Santa Anna’s initiative was timely coming as it did the day after it had been announced that Roberts was not to be prosecuted for his part in the abortive Fenian invasion of Canada, and that the Fenian Brotherhood’s confiscated arms were to be returned to them. The Herald reported that Santa Anna had acquired three large steamers as transports and that he had held several conferences with William R. Roberts, Thomas W. Sweeny and other Fenian chiefs.

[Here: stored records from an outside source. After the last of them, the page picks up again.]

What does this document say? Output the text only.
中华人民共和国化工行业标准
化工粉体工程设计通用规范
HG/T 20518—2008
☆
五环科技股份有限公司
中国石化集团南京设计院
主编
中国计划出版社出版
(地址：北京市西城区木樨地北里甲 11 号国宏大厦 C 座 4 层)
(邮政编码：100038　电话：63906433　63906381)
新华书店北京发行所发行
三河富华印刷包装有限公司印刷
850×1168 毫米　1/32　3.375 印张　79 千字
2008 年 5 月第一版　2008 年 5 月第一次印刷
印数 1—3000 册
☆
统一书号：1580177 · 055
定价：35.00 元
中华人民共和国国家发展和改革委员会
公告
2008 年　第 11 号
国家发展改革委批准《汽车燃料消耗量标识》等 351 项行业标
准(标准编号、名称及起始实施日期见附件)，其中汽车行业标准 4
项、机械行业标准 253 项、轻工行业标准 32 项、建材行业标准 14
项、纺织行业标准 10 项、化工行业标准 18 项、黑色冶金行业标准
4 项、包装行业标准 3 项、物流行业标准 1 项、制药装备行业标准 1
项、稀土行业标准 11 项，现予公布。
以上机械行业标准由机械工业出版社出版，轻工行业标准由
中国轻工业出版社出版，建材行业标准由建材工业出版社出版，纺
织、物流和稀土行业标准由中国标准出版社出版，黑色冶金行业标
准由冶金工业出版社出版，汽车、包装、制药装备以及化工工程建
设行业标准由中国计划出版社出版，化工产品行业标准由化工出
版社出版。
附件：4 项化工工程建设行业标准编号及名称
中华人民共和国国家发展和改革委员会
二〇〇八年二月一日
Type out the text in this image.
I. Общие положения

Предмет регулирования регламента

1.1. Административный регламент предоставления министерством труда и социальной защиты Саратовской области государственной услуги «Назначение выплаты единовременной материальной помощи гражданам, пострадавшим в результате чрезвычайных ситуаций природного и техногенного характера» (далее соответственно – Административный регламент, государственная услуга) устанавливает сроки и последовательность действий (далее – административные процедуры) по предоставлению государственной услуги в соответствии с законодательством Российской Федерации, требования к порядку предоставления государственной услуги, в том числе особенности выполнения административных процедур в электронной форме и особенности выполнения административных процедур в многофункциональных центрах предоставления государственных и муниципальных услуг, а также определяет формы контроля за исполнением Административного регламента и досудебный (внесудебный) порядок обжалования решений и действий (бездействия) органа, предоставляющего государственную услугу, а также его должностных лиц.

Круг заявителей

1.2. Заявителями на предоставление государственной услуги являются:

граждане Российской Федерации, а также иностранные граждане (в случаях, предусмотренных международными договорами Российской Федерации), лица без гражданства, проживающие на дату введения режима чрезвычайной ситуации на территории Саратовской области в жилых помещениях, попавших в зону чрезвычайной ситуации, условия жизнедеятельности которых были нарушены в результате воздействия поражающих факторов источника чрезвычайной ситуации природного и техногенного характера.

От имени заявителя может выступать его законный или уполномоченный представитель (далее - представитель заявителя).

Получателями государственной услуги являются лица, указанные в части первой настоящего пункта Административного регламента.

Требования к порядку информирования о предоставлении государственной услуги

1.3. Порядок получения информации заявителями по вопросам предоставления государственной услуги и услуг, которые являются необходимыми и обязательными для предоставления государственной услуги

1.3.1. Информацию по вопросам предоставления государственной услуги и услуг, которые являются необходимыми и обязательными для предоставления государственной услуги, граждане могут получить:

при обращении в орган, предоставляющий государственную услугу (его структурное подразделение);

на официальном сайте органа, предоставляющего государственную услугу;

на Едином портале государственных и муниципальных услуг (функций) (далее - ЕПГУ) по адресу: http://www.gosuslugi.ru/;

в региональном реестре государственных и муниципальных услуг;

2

Santa Anna, it was said, had laid matters before them in such a favourable light ‘that these gentlemen have shut their eyes to the advantages of Canada and are more zealously educating the Irish in the belief that Mexico is the country specially designated by Providence as best fitted for the development of the Milesian race’.
Roberts’ response to the Herald’s exuberance was more measured and might have been drafted for him by a modern press agent:
Colonel Roberts said a number of interviews had taken place between himself and General Santa Anna, several of which were of a private and personal nature, and the balance of which were in relation to public matters of which he was not at liberty to give details.